Note: $f^3(x)=f(x)^3$.
Question:
Find all the functions $f:\mathbb R\to\mathbb R$ satisfy $\forall x,y,z\in\mathbb R, x+y+z=0$, we have $f(x^3)+f^3(y)+f^3(z)=3xyz$.
My ideas:
It is obvious that $f(x)=x$ is a solution. It is likely that $f(x)=x$ is the only solution.
Let $x=0$, then $y=0$, we can find that $f(x^3)=f^3(x)$ for all $x\in\mathbb R$.
So $f(x^3)+f(y^3)+f(z^3)=3xyz=x^3+y^3+z^3$ for all $x,y,z\in\mathbb R, x+y+z=0$.I think it is related to Cauchy's Functional Equation, which needs $f(x+y)=f(x)+f(y)\ \forall x,y\in\mathbb R$. However, I can't prove it.
Maybe it is useful to prove $f$ is injective, but I have no idea.
I will show how we transform this into a Cauchy's functional equation (since this is what the poster attempts to do).
Take $x=y=z=0$, then $f(0)+2f(0)^3=0$. The only real solution is $f(0)=0$.
Take $x=0,z=-y$, then $f(y)^3+f(-y)^3=0$ for any $y\in\mathbb{R}$. Thus $(-f(y))^3=f(-y)^3$ and hence $-f(y)=f(-y)$. This shows that $f$ is an odd function.
Take $z=0,y=-x$, then $f(x^3)+f(-x)^3=0$ for any $x\in\mathbb{R}$. Thus $f(x^3)=f(x)^3$ since $f$ is an odd function.

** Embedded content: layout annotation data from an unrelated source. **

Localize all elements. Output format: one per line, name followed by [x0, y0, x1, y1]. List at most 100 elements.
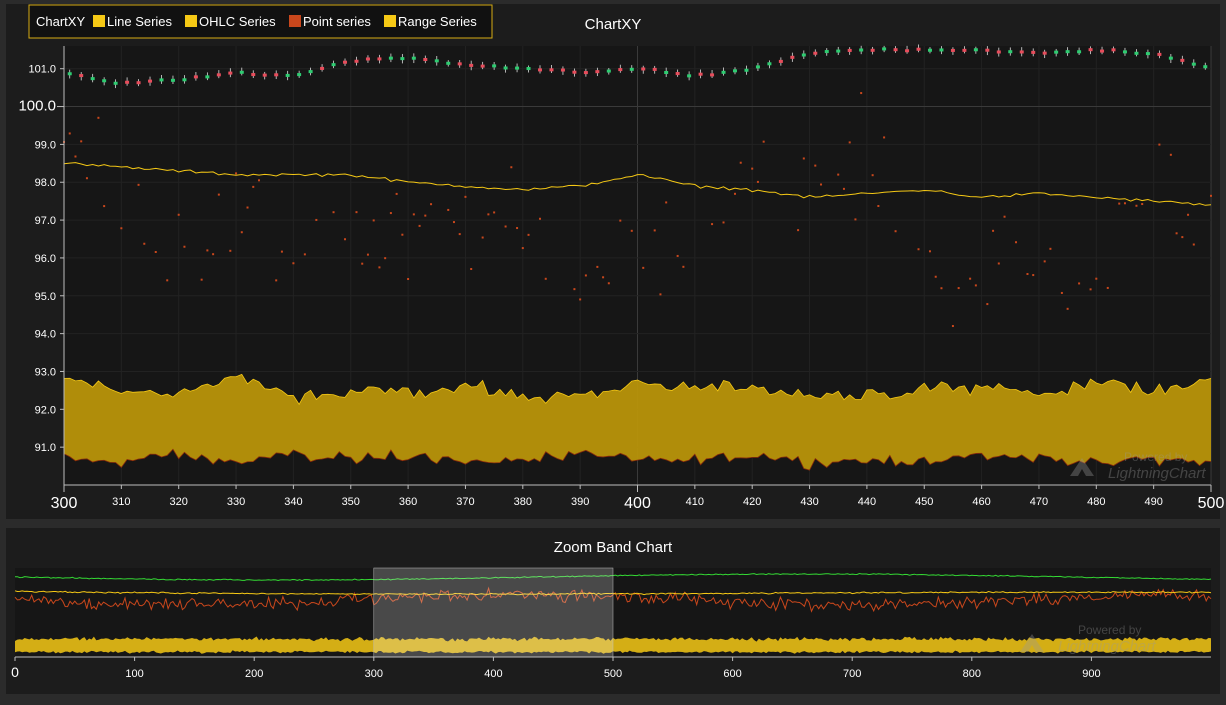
ohlc-candle [652, 67, 657, 71]
point-marker [860, 92, 863, 95]
ohlc-candle [216, 73, 221, 77]
ohlc-candle [526, 67, 531, 71]
point-marker [1095, 277, 1098, 280]
ohlc-candle [388, 56, 393, 60]
point-marker [384, 257, 387, 260]
point-marker [235, 172, 238, 175]
point-marker [848, 141, 851, 144]
point-marker [756, 180, 759, 183]
point-marker [940, 287, 943, 290]
main-x-tick-label: 430 [800, 496, 818, 508]
point-marker [143, 242, 146, 245]
point-marker [1066, 307, 1069, 310]
ohlc-candle [606, 69, 611, 73]
ohlc-candle [698, 72, 703, 76]
point-marker [80, 140, 83, 143]
ohlc-candle [1180, 58, 1185, 62]
point-marker [481, 236, 484, 239]
point-marker [366, 253, 369, 256]
point-marker [74, 155, 77, 158]
point-marker [1049, 247, 1052, 250]
legend-item-ohlc-series[interactable]: OHLC Series [185, 14, 276, 29]
point-marker [917, 248, 920, 251]
main-y-tick-label: 97.0 [35, 215, 56, 227]
point-marker [240, 231, 243, 234]
point-marker [837, 173, 840, 176]
point-marker [516, 227, 519, 230]
ohlc-candle [721, 70, 726, 74]
point-series[interactable] [63, 92, 1212, 328]
point-marker [137, 183, 140, 186]
main-x-tick-label: 500 [1198, 495, 1225, 512]
zoom-watermark: Powered by LightningChart [1020, 623, 1156, 655]
zoom-x-tick-label: 100 [125, 668, 143, 680]
point-marker [257, 179, 260, 182]
point-marker [579, 298, 582, 301]
ohlc-candle [457, 62, 462, 66]
point-marker [493, 211, 496, 214]
point-marker [206, 249, 209, 252]
main-x-tick-label: 470 [1030, 496, 1048, 508]
point-marker [1158, 143, 1161, 146]
ohlc-candle [148, 79, 153, 83]
ohlc-series[interactable] [67, 44, 1208, 89]
point-marker [877, 205, 880, 208]
legend-item-range-series[interactable]: Range Series [384, 14, 477, 29]
point-marker [217, 193, 220, 196]
ohlc-candle [377, 57, 382, 61]
lightningchart-logo-icon [1070, 458, 1094, 476]
ohlc-candle [687, 74, 692, 78]
ohlc-candle [1145, 52, 1150, 56]
point-marker [229, 249, 232, 252]
zoom-band-selection[interactable] [373, 567, 614, 658]
ohlc-candle [847, 48, 852, 52]
point-marker [97, 116, 100, 119]
range-high-edge [63, 373, 1212, 406]
ohlc-candle [480, 64, 485, 68]
ohlc-candle [423, 58, 428, 62]
ohlc-candle [996, 50, 1001, 54]
main-x-tick-label: 490 [1144, 496, 1162, 508]
ohlc-candle [320, 66, 325, 70]
point-marker [665, 201, 668, 204]
legend-item-line-series[interactable]: Line Series [93, 14, 173, 29]
range-series[interactable] [63, 373, 1212, 471]
legend-title: ChartXY [36, 14, 85, 29]
point-marker [303, 253, 306, 256]
ohlc-candle [583, 71, 588, 75]
point-marker [464, 195, 467, 198]
main-y-tick-label: 94.0 [35, 329, 56, 341]
ohlc-candle [641, 67, 646, 71]
main-y-tick-label: 100.0 [18, 98, 56, 115]
point-marker [154, 251, 157, 254]
point-marker [183, 245, 186, 248]
point-marker [682, 265, 685, 268]
ohlc-candle [1019, 50, 1024, 54]
point-marker [928, 250, 931, 253]
zoom-x-tick-label: 0 [11, 664, 19, 680]
main-x-tick-label: 420 [743, 496, 761, 508]
line-series[interactable] [63, 162, 1212, 206]
legend-box: ChartXY Line Series OHLC Series Point se… [28, 4, 493, 39]
main-x-ticks: 300 310 320 330 340 350 360 370 380 390 400 410 420 4… [51, 485, 1225, 512]
ohlc-candle [1168, 56, 1173, 60]
legend-label-range: Range Series [398, 14, 477, 29]
point-marker [992, 229, 995, 232]
ohlc-candle [744, 68, 749, 72]
zoom-chart-panel: 0 100 200 300 400 500 600 700 800 900 Zoom Band C… [6, 528, 1220, 694]
main-x-tick-label: 310 [112, 496, 130, 508]
ohlc-candle [1203, 65, 1208, 69]
ohlc-candle [1157, 52, 1162, 56]
point-marker [68, 132, 71, 135]
ohlc-candle [572, 70, 577, 74]
ohlc-candle [859, 48, 864, 52]
main-x-tick-label: 410 [686, 496, 704, 508]
point-marker [619, 219, 622, 222]
ohlc-candle [675, 72, 680, 76]
point-marker [733, 192, 736, 195]
point-marker [659, 293, 662, 296]
main-x-tick-label: 350 [342, 496, 360, 508]
point-marker [820, 183, 823, 186]
legend-item-point-series[interactable]: Point series [289, 14, 371, 29]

To sum up we have $f(x^3)+f(y^3)+f(z^3)=3xyz$ for $x+y+z=0$. In the following we need the identity $x^3+y^3+z^3=3xyz$ for $x+y+z=0$, which is simply because $$x^3+y^3+z^3-3xyz=(x+y+z)(x^2+y^2+z^2-xy-yz-zx).$$
Now define $g(t)=f(t^3)-t^3$. Then $g$ is also an odd function and $g(0)=0$. We have $$g(x)+g(y)+g(z)=f(x^3)+f(y^3)+f(z^3)-(x^3+y^3+z^3)=0$$ if $x+y+z=0$. Therefore for $x,y\in\mathbb{R}$, we have $g(x)+g(y)=-g(-x-y)=g(x+y)$, a Cauchy's functional equation.